The broader arc of AI development implies that data collection will become even more central to model performance and product differentiation in the coming years. As models grow more capable and training data needs escalate, developers are incentivized to collect richer datasets, often spanning across multiple apps and services. This reality raises questions about data portability, cross-service privacy, and the potential for cumulative privacy impact when multiple apps are used in tandem. Policymakers and industry stakeholders must grapple with how to preserve innovation and user benefits while ensuring that data practices remain aligned with evolving privacy expectations and legal frameworks.
Conclusion
The 2025 study by Ecommerce Platforms spotlights a privacy-adjacent truth about the AI era: the more capable these tools become, the more data they tend to require, and the more complex their governance becomes. The data reveals a clear hierarchy of data collection, with leading voice assistants capturing the highest shares of user input, while a broad array of apps across design, photo editing, transcription, and AI-generated content follow closely behind. This landscape underscores that the AI revolution is as much a data story as it is a technology story. The practical reality for users is that daily interactions with AI apps can involve substantial data capture, often without straightforward visibility into how that data is used, shared, or monetized.
When considering what users should do in light of these findings, several actionable steps emerge. First, users should actively review privacy settings and data-sharing options within each app, seeking out granular controls where available to limit third-party sharing and model training inputs. Second, there is value in seeking and supporting platforms that provide clear, plain-language explanations of data practices, along with accessible summaries that distill key points about data collection, usage, and sharing. Third, policymakers and industry groups should advocate for standardized disclosures that make it easier to compare how different AI apps collect and use data, including explicit percentages where possible and practical examples of common data-use scenarios.

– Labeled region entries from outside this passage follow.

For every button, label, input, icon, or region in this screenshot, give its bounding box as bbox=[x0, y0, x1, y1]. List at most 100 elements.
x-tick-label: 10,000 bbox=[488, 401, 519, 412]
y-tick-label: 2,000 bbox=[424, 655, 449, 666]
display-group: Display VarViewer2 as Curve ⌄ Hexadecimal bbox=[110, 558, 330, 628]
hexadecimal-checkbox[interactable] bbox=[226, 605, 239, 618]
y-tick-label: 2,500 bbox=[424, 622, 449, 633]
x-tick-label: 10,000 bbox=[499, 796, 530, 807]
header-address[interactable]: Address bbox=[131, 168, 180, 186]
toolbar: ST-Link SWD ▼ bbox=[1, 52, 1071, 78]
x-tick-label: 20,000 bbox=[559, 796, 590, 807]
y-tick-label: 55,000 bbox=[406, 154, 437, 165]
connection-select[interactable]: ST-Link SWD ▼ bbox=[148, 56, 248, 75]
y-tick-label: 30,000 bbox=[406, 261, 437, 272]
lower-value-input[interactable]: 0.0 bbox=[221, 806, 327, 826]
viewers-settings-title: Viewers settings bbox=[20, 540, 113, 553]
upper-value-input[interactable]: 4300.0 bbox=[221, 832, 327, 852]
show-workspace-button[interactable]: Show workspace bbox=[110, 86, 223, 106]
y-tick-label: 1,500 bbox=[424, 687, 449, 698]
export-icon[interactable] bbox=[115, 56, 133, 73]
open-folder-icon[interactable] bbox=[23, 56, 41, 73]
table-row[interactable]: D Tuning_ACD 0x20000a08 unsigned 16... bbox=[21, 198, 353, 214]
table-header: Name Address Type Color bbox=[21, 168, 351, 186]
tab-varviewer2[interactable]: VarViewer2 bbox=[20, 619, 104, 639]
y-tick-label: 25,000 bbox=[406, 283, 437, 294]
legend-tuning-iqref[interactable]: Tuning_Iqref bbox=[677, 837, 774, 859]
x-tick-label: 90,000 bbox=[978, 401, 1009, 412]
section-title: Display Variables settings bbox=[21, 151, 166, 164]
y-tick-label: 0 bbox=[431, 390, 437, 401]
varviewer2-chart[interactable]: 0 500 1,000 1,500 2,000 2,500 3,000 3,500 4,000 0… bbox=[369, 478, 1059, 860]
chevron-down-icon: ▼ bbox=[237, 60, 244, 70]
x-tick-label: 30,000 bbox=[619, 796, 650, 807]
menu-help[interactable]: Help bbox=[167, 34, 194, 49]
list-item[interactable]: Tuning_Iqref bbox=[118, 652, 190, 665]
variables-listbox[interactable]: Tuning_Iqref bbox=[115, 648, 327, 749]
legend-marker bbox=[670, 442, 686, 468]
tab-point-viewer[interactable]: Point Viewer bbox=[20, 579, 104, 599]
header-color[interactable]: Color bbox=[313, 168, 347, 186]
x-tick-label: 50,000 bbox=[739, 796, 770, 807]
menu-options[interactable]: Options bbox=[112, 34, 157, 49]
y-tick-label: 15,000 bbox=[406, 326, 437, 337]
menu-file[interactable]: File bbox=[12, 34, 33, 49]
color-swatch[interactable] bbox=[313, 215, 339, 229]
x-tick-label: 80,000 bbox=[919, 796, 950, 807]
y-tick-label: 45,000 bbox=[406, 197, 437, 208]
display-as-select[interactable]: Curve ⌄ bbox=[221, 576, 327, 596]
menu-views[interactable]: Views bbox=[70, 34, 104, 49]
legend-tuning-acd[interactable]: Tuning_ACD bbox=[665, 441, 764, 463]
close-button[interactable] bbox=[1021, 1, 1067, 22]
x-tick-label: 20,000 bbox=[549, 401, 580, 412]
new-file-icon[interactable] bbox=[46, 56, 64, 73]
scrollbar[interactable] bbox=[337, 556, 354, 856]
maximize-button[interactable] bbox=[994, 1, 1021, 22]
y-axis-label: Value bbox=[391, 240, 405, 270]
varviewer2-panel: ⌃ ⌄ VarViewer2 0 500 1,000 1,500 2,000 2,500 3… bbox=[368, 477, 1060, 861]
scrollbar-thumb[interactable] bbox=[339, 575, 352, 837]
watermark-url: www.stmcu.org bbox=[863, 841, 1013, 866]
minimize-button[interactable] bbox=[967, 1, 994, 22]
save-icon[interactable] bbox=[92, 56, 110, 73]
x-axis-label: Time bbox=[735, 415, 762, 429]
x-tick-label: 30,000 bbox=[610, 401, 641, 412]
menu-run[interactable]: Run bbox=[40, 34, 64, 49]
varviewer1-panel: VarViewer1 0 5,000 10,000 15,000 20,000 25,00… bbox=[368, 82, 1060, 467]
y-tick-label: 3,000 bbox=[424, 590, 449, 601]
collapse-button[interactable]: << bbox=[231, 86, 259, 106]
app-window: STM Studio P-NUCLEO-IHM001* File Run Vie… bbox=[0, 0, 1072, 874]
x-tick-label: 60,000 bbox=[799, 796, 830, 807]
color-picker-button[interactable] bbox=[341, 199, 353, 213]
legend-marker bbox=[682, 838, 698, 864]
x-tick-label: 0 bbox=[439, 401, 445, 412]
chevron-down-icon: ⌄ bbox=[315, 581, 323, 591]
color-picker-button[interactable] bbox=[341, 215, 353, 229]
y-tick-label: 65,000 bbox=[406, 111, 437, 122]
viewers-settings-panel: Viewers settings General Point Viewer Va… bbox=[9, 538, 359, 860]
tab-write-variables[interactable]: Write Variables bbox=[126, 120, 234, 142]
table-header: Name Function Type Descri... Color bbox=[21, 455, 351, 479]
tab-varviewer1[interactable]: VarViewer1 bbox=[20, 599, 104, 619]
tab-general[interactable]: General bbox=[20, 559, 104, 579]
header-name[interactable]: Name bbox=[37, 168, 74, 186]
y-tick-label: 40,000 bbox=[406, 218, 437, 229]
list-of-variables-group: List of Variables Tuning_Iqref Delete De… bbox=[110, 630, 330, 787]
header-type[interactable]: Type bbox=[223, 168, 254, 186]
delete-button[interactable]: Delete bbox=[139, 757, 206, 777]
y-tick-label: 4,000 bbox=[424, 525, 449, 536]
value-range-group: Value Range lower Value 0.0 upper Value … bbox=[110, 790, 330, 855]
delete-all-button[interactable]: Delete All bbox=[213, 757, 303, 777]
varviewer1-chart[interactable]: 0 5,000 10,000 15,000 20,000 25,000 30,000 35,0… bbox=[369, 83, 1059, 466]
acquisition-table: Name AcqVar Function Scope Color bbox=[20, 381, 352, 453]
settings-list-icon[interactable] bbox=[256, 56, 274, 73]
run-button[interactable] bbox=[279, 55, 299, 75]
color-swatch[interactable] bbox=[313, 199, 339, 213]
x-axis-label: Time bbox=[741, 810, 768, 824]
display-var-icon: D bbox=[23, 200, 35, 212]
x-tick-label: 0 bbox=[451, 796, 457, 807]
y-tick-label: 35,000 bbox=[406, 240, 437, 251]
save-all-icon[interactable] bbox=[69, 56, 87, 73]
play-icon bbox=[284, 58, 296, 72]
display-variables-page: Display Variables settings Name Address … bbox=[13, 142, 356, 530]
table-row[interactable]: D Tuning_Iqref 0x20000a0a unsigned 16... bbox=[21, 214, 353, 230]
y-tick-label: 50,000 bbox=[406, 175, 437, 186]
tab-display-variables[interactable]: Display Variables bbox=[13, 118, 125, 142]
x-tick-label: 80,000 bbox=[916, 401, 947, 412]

Fourth, developers should consider adopting privacy-by-design principles, implementing data minimization when feasible, and offering opt-out mechanisms for non-essential data collection without sacrificing core functionality or user experience. Finally, researchers and privacy advocates may push for ongoing audits, transparency reports, and independent assessments that evaluate real-world data practices against stated policies, ensuring accountability in a rapidly evolving AI ecosystem.
In sum, as AI technologies become increasingly integrated into everyday tools and experiences, the imperative for transparent, user-centric data practices grows ever stronger. The study’s results serve as a clear reminder that data collection remains a foundational concern in AI adoption, warranting continued attention from users, developers, and regulators as the digital landscape evolves. A balanced approach—one that prioritizes innovation while upholding robust privacy safeguards—will be essential to sustaining trust and enabling responsible, long-term growth in the AI economy.